Especialista analisa de forma aprofundada como o IBS e a CBS não vão interferir na formação de custos, mas o IBS poderá interferir na formação de preços de venda de produtos e serviços a depender do município de destino.

Uma das preocupações colhidas dos participantes dos módulos da Jornada da Reforma Tributária sobre o consumo, realizada pelo Sescon Campinas, é sobre como ficará a formação de preços de produtos pela indústria, comércio e serviços a partir da entrada em vigor do IBS e da CBS em 01.01.2026.

A justificativa para esta preocupação faz sentido, uma vez que pelo projeto de lei complementar, em discussão no Congresso Nacional, a parcela da alíquota total do IBS a ser fixada pelos municípios poderá ficar diferente para cada município, já que estes entes federativos ficarão responsáveis por determinar a alíquota do IBS que lhes cabem.

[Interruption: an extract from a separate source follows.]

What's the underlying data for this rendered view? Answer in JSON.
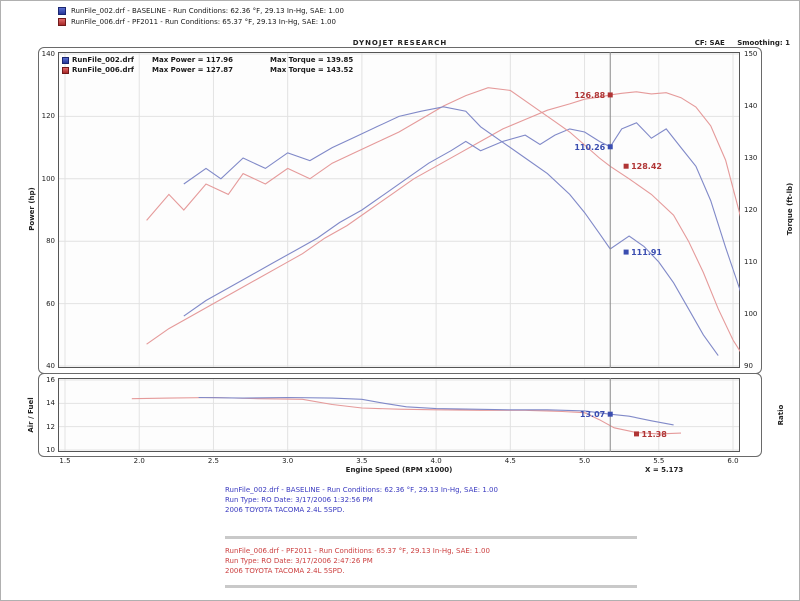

Claro, esta percentagem poderá ser balizada pela alíquota de referência a ser fixada pelo Senado da República e, em caso de o município não baixar sua própria lei, será aplicada a alíquota referencial.

A questão de ordem prática também se torna relevante, tendo em vista que o país dispõe atualmente de 5.565 municípios, segundo dados do IBGE. Cabe salientar que a tributação e, por conseguinte, a distribuição da arrecadação do IBS será feita em favor do Município e Estado de destino e não mais no de origem da operação. Assim, para cada operação deverá ser aplicada a alíquota de destino da mercadoria ou do serviço e não mais a de origem.

Neste ponto, a questão que se coloca é como as empresas deverão se preparar para a fixação de preços, uma vez que, no limite, poderá haver 5.565 alíquotas diferentes do IBS fixadas pelos municípios, porquanto, com a EC nº 132/2023, o único ponto que cabe à municipalidade legislar é sobre a alíquota do IBS que caberá ao município. A alíquota final de apuração do IBS será a soma da alíquota do Município acrescida da alíquota do Estado.

Também precisamos responder se haverá uma tabela de preços para cada município de destino, já que para o emitente do documento fiscal o IBS a ser recolhido será custo ou despesa, portanto poderá interferir no preço final.

Vamos lá!

É preciso ter muito claro todos os contornos jurídicos sobre a questão, primeiramente, em relação ao que dispõe a EC nº 132/2024, já que ela trouxe como resultado várias alterações na CF/1988 e que não poderá ser modificada neste momento. Além do mais, é preciso ter em conta o que dispõe no PLP nº 68/2024, que, muito embora, esteja em discussão atualmente nas Casas do Congresso Nacional, pouco interesse se vê entre os parlamentares e bem menos, propostas de alterações. Como o presidente da Câmara dos Deputados vem se manifestando pela deliberação sobre o referido projeto de lei complementar até o início da segunda quinzena de julho do corrente, temos razões suficientes para crer que poucas serão as alterações no PLP nº 68/2024 a serem feitas pela Câmara Federal.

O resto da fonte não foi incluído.